De volgende dag begonnen christenen die van mijn bekering afwisten me te vertellen dat mijn landgenoot hen al was gaan vragen of ik me had bekeerd. Ik denk dat een van hen hem bevestigde dat ik dat had gedaan. Voordat ik wist wat er gebeurde, werd de ambassadeur van mijn land in dat land op dat moment, die bevriend was met mijn overleden oom, door hem op de hoogte gebracht van mijn bekering. Ik wist dat mijn familie binnenkort door hem op de hoogte zou worden gebracht. Hij nodigde me niet meer uit in zijn residentie. Alle voordelen hielden op. Als ik alleen aan de ambassadeur was overgelaten, zou mijn studiebeurs zijn ingetrokken en zou ik naar huis zijn gestuurd. De beurs waar ik van profiteerde kwam echter rechtstreeks van de communistische regering via het ELAM-project. De hele universiteit werd op de hoogte gebracht. Ik begon de ware aard van de moslims te zien. De Tsjadische moslims begonnen onderling te bespreken hoe ze me voedselvergiftiging konden bezorgen. Ze werden afgeluisterd door een christelijke dame die lid was van onze christelijke donderdagbijeenkomst. Ze kwam me tegen toen ik een tortilla kocht in de buurt van het verblijf van de Tsjadische studenten en vroeg me om er niet van te eten, omdat het misschien vergiftigd was. Dagen later ontdekte ik dat er met mijn waterfles was geknoeid en dat er een vreemd residu in zat. Ik goot het eruit, geschokt maar vastberaden. Veel van dit soort bedreigingen versterkten mijn geloof, maar maakten me ook zo boos. Ik vertelde het mijn familie, en ik maakte op Facebook bekend dat ik de islam had verlaten. Een mediahuis in mijn land kopte over mijn bekering tot het christendom.
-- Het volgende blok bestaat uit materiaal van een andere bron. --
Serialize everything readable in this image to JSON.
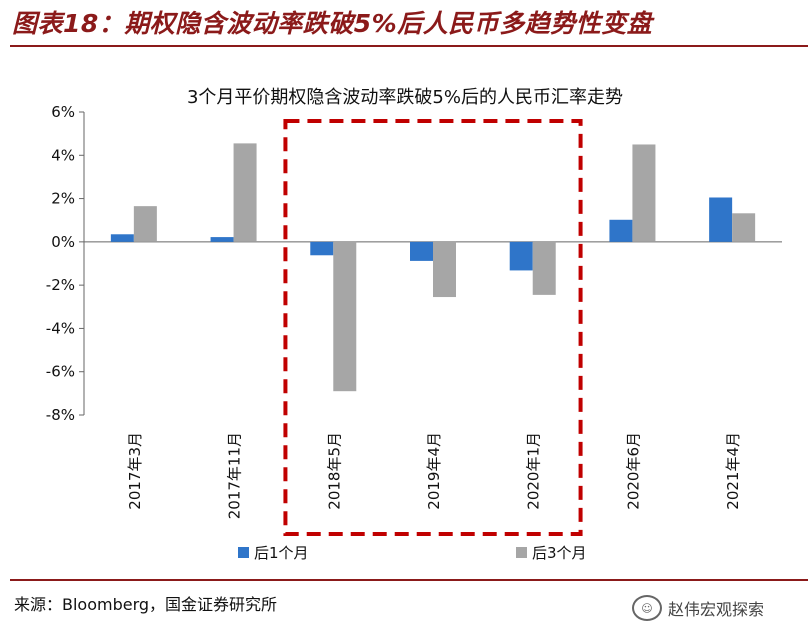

Mijn vader verstootte me ter plekke. Mijn moeder verloor het bewustzijn en werd met spoed naar het ziekenhuis gebracht. Een van mijn zussen belde me verschillende keren op, vervloekte me in de naam van Allah en zei dat als er iets met mijn moeder zou gebeuren, ze me persoonlijk ter verantwoording zou roepen. Dat was de laatste keer dat ik van haar en hen hoorde. Zeven jaar lang hoorde ik van niemand iets, behalve van mijn jongere broer. Maar op een dag ontving ik uit het niets een bericht van mijn broer, die als marineofficier in de VS woont, waarin hij me meer dan $6.000 aanbood om terug te keren naar de Islam. Na vele pogingen, over en weer, zei ik nee. Hij werd boos en zweeg. Kort daarna kreeg ik een anoniem telefoontje dat me waarschuwde dat mijn familie iemand had ingehuurd om me op te sporen als ik ooit naar mijn land zou terugkeren. Ik wuifde het eerst weg, maar de dreiging in de stem bleef hangen.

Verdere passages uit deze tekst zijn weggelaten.